Encryption Debate: Do We Really Need a Backdoor? – Cyfy 2017/10/3

by | Oct 14, 2017 | Open Blog, Privacy | 0 comments

If the states truly believe that more pervasive surveillance is necessary to respond to the rising terrorism, they should not be asking for backdoors or decryption keys.  There is a less overbroad technique that can be pointed towards likely criminals, instead of indiscriminating exposing all people at the risk of being eavesdropped.  That is legal hacking.  Make no mistake about it.  In 2015, my organization Open Net Korea has responded to the Italian Hacking Team scandal by developing and distributing an app designed to detect the Hacking Team’s Remote Control Software (RCS) and advocated for a law restricting the use of hacking-type surveillance.  The app was downloaded 50K times in Korea. Although we could not identify a single instance of Korea’s outbound intel agency NIS’s use of RCS on domestic persons, it did raise awareness of the risks of hacking-type surveillance.  However, legal hacking I believe is a much more preferred to the key escrow or “backdoor” that some state agencies in Europe and US advocated for.

What people don’t understand about encryption is its aspect of free speech.  What is encryption?  Stating something in secret language that is known only to a closed group of people.  With my Nth girlfriend, I used to use these code words like eating cookies or having cakes.  (I cannot tell you what those codes mean).  But, that was also encryption.  So encryption is saying something in language opaque to third parties, and it is nonetheless saying something.  It is an expression.  It should be protected under freedom of expression.  Such speaking should not be subject to a unreasonable requirement.  If I speak to my colleague in Korean language sitting over there, I will be encrypting to the rest of you.  So, this backdoor requirement that whenever you encrypt, you must leave a backdoor open is restriction on freedom of speech.  It is like a mandate that I cannot speak Korean unless I give law enforcement a Korean language text book.  In that sense, it is tantamount to prior censorship because, although right to speak is not conditioned on preapproval of content, it is conditioned on pre-submission to some authorities of the tools for them to decrypt the contents.  Millions or billions of people may use one app or one device.  Entrusting decryption keys for a single app or a single device can mean depriving the millions and the billions of a choice to communicate securely and forcing them to live under the fear of surveillance no matter what. There is a cost in encrypted communication in terms of network resources, learning curve, inconvenience, etc.  People should be allowed to choose to communicate in encryption entirely free from eavesdropping at that cost just as people should be allowed to choose to talk to each other in sound-proof rooms.
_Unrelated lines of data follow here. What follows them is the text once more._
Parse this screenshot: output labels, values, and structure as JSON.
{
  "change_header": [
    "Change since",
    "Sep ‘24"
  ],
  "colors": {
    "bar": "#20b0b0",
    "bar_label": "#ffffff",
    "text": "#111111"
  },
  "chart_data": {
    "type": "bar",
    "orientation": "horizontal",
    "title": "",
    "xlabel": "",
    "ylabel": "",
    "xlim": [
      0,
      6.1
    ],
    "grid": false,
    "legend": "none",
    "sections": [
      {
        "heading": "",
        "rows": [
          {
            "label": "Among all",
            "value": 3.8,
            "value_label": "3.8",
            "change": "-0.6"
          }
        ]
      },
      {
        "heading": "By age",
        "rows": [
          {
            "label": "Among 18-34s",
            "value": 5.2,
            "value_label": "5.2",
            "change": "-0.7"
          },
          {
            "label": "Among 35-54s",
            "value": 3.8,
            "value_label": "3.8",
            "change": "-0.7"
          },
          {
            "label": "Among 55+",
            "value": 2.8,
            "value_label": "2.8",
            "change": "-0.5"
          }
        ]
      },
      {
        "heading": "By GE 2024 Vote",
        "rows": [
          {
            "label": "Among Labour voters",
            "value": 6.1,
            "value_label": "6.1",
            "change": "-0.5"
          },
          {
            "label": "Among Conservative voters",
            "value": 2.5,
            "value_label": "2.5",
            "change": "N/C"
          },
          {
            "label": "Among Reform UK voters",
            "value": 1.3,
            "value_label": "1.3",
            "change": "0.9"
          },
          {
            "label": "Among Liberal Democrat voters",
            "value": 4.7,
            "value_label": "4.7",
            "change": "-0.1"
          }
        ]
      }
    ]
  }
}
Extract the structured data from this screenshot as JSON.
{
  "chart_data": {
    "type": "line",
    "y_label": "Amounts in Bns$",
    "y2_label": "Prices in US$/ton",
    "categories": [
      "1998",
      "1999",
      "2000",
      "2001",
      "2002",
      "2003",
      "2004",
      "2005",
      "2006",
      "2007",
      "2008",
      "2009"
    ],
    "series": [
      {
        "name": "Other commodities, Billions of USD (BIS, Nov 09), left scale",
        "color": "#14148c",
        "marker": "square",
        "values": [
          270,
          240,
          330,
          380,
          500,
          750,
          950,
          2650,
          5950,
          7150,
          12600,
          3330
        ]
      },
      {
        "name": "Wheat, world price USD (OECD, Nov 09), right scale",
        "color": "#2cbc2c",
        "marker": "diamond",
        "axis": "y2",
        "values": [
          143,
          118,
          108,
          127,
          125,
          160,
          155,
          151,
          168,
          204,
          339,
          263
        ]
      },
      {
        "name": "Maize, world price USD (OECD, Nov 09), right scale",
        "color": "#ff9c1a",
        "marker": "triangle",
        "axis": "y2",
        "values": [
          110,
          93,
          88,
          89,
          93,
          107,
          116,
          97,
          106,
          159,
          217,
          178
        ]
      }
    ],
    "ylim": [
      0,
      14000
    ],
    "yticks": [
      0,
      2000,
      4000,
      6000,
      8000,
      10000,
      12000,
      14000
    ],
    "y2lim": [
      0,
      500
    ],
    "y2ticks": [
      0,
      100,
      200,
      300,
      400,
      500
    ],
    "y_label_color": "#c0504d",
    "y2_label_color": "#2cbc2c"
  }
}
Another option more circumscribed than key escrow or EX ANTE submission of “backdoor” that we can consider is requiring the decryption key EX POST, i.e., only for likely criminals.  The case in point: Apple v FBI.  However, asking Apple to write a single-device iOS is different from asking a safe company to make a new key for an old long forgotten safe. Coding is not a physical act but an intellectual act. It is like painting, writing, sculpting, orating, etc. Coding is creative activity, more involved than simply giving information. If Picasso cannot be forced to paint for General Franco, Apple cannot be forced to code for DOJ. No matter how overriding the public interest is, coding or invention cannot be compelled. Coders have absolute ethical rights to refuse to write software. Also, software is like DNA. Once written, it can leave the lab and be duplicated in which case many users of the same device or the same app will suffer from increased risk of surveillance. We should not try to take away the choice of everybody just to track down a minority of terrorists. So, this option also suffers from overbroadness.

Compared to the backdoor ex ante or ex post, legal hacking can be controlled and there are already some norms available.  In 2008, the German Constitutional Court struck down constitutionality of the use of “Federal Trojan Horse” for the purpose of terrorism investigation, citing a basic right to “the secrecy and integrity of one’s information technology system” and demanding that such hacking-type surveillance to meet a higher requirement than wiretapping.  Also, in 2013, a US district court in Texas refused to issue a ‘phishing attack’ warrant on an overseas IP address, reasoning that planting malware overseas requires some sort of activity AT OVERSEAS LOCUS outside the reach of a warrant.  Overseas warrant is possible only through FISA process.  These two cases set a substantive limit and a jurisdictional limit on hacking-type surveillance.

Again, I am not encouraging hacking-type surveillance.  Open Rights Group and Privacy International has identified the risks of surveillance by infecting communication devices with malware.  They identified the usual risks of hacking surveillance, namely that (1) A device once hacked can be accessed by other people; (2) because of (1), evidence collected through hacking suffers from reliability issues; (3) hacking can destroy other data in the process again raising evidentiary reliability issues; (4) malware used in hacking can be forwarded out of control to many people; and (5) it incentivizes state agencies to build silos of “zero days” which in turn incentivizes hackers to seek those zero days for sale to the state agencies.  Even if hacking-type surveillance is a necessary evil, backdoor/key escrow is not the way to go.